Betashares FTSE RAFI Australia 200 (ASX: QOZ) is advantaged for its ability to extract value from proven long-term risk premia through thoughtful, passive indexing. The ETF earns a Silver Medalist Rating from our analysts.

The strategy utilizes a fundamentals-based indexing approach to deliver a portfolio reflective of established economic principles. Its underlying FTSE RAFI Australia 200 Index conforms to a contrarian methodology, using the five-year average of four metrics—book value, sales, cash flow, and dividend—to build a portfolio of reliable and undervalued stocks. The strategy operates in a cautious style, reducing exposure to rallying stocks at rebalancing dates if fundamental metrics do not rise in step. So while a bullish market may present challenges to the return performance of the fund, its preference for financial health should provide solid capital protection.

The resulting portfolio has a value tilt and is heavily skewed to cyclical sectors, which typically form almost three-fourths of the overall allocation. These characteristics are not uncommon for contrarian strategies, either active or passive, that seek out-of-favor stocks at cyclical lows. Regardless, the strategy is in good stead for its alignment with proven, long-term sources of alpha. Key elements of its design, such as the use of trailing statistics in its weighting methodology to limit turnover, serve to support its investment case.

Value strategies have faced headwinds over much of the past decade-plus, pulling down their relative performance attributes. However, there have been periods over the past four years—most notably in 2022 and in the year-to-date to Aug. 31, 2025—that have been more conducive to performance. The strategy’s profile has historically been characterized by intermittent bursts of outperformance with prolonged periods of mild underperformance, symptomatic of an index constructed to benefit from distinct periods of mean reversion.

While relative performance can vary across time frames, the fund has strong potential to generate positive alpha over sufficient horizons by adhering to empirically proven characteristics of outperformance.

Investment process

Betashares FTSE RAFI Australia 200 tracks the FTSE RAFI Australia 200 Index. The underlying index is developed by US-based Research Affiliates and consists of the top 200 companies listed on the ASX, as measured by four fundamental measures: book value, sales, cash flow, and dividend. The four measures are considered equally in generating a composite score, which is then used to determine stock weightings. Five-year averages are used for the first three factors, with the latest available book value applied.

The approach leads to fairly steady sector exposures over time, even as the Morningstar Category benchmark shifts around because of market volatility. Given that the five-year fundamental measures do not change as rapidly as market cap, the strategy tends to redistribute capital from trending to more moderately priced stocks. Turnover is higher than traditional index funds, as it rebalances quarterly, but it is lower compared with most active funds.

The fund pays distributions semiannually and permits reinvestment of dividends. Betashares offers investors the requisite exchange-traded fund provisions of close index tracking, liquidity, and strong volumes. Operationally, the fund is managed well, with reasonable bid-ask spreads.

The fund has conventional sectoral allocations with a value bias. Market-cap-weighted Australian equity benchmarks are dominated by select sectors and companies. A handful of large financial-services and materials companies make up a significant slice of the overall pie. Here, the underlying index reflects these top-down traits, as well as the Australian stock market’s home bias, with the big banks, supermarkets, and telecoms largely generating their earnings domestically.

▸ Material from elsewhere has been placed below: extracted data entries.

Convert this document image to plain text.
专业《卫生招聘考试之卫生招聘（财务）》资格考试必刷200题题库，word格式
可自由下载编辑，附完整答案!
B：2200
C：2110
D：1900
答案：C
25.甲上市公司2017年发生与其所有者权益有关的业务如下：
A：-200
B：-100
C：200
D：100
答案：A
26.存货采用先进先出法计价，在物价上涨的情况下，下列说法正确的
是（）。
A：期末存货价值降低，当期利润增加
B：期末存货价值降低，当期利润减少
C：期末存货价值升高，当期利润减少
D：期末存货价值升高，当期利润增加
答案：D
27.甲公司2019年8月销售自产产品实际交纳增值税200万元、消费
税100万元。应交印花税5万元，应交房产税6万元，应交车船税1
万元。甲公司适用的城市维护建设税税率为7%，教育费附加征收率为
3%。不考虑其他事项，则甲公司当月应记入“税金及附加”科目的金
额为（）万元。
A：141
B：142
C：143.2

With an active share (a measure of the differences in stock holdings between a portfolio and a benchmark) of around 25% versus the S&P/ASX 200 category benchmark, the portfolio’s composition is fairly representative. The strategy has typically had a high proportion of assets in the top 10, at around 50%. The methodology explicitly prefers dividend-paying companies and exhibits a higher trailing 12-month dividend yield than the category index and average peer. The most significant sector overweighting in the medium term has been financials, within which the strategy underweights Commonwealth Bank while overweighting Westpac, National Australia Bank, and ANZ Group.

The total cost ratio for the ETF is 0.40%.